E. Request for an Offset

Finally, Mackby contends that he is entitled to an offset in the amount of $100,000 for services which the Asher Clinic provided to Medicare patients in 1996. (Def.'s Opening Brief at 13-14.) After Medicare uncovered and contacted the Asher Clinic regarding the improper billings under Medicare Part B, Mackby expended considerable effort to have the clinic meet the conditions of Medicare eligibility for a rehabilitation agency so that it would no longer be required to bill under Medicare Part B. (FFCL ¶ 20.) On June 4, 1996, Mackby submitted a requested to have the Asher Clinic certified as a rehabilitation clinic. (Id.) Medicare granted the request on September 13, 1996. (Id.) Thus, Mackby maintains that he is entitled to an offset for services rendered to Medicare patients during the time period after which he ceased using his father's PIN and up to the date of the clinic's certification as a rehabilitation agency. (Def.'s Opening Brief at 13-14.)
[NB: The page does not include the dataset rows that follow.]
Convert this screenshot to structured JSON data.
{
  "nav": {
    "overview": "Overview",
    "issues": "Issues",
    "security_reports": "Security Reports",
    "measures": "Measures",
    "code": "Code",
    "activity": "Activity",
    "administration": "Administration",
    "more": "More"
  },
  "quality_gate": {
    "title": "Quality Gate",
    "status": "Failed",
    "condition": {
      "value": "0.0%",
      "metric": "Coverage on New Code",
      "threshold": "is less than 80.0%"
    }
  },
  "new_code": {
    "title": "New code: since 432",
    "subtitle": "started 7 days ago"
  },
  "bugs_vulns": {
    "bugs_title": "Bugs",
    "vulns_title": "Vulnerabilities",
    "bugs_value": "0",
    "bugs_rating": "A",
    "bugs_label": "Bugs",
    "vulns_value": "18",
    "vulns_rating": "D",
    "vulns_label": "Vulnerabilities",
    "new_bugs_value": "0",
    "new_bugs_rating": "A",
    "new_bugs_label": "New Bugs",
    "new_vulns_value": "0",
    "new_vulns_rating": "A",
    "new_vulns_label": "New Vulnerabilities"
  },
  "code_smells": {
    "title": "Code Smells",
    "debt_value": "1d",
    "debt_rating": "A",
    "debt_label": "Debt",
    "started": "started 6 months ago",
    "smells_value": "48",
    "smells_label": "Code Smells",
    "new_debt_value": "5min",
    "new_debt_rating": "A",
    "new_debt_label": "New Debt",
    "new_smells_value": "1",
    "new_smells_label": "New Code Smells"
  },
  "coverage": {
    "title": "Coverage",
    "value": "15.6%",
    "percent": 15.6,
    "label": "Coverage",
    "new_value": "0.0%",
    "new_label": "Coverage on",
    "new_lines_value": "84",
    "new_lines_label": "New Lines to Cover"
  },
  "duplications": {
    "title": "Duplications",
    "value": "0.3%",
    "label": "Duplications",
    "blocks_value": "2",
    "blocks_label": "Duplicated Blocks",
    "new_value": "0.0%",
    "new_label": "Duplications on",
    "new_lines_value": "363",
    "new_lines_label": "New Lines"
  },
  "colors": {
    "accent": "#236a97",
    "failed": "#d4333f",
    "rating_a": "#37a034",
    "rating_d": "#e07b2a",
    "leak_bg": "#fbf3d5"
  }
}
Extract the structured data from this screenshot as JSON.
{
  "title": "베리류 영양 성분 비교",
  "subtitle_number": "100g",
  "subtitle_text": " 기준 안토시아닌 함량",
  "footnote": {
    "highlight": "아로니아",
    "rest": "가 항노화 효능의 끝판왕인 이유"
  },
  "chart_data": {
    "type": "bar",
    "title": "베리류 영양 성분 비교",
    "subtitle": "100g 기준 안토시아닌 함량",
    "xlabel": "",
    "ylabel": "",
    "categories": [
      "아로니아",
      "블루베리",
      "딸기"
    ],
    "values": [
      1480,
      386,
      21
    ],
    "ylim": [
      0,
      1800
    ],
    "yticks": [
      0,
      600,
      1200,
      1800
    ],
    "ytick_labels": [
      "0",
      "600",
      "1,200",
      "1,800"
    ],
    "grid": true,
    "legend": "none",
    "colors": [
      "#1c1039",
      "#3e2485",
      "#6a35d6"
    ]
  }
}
The Court finds that Mackby is not entitled to any offset. As the Government correctly points out, Mackby is, in effect, seeking reimbursement for services rendered to Medicare patients during a time-period in which he had no right to such monies. Mackby counters that the clinic is entitled to these funds since from 1992 until the clinic was certified as a rehabilitation agency in 1996 it was a "supplier" of health care services. However, as discussed above, this contention is not properly before the Court.*fn8 In any event, Mackby's claim for reimbursement is beyond the scope of this action. To the extent he is seeking an offset based on claims which were never submitted to Medicare, Mackby must first submit those claims to Medicare and exhaust his administrative remedies. Shalala v. Illinois Council on Long Term Care, Inc., 529 U.S. 1, 12-13, 120 S.Ct. 1084, 146 L.Ed.2d 1 (2000). However, there is no evidence that he has exhausted such remedies.


Mackby's actions amount to much more than a "billing technicality"-they reflect a serious, ongoing, and deliberate course of conduct designed to obtain Medicare payments for which he was not qualified. Mackby's continued refusal to assume responsibility for his misconduct underscores the need for a sizeable judgment to deter him and others from engaging in similar conduct. In sum, the Court finds that neither the civil penalty nor the treble damage award, either individually or collectively, is grossly disproportionate to the gravity of Mackby's violation of the FCA. The Court therefore concludes that the judgment previously entered in this action does not violate the Excessive Fines Clause of the Eighth Amendment. Accordingly,

IT IS HEREBY ORDERED THAT the judgment against Mackby in the amount of $729,454.92 previously entered by this Court on March 10, 1999 shall remain as previously entered. The Clerk shall close the file and terminate any pending matters.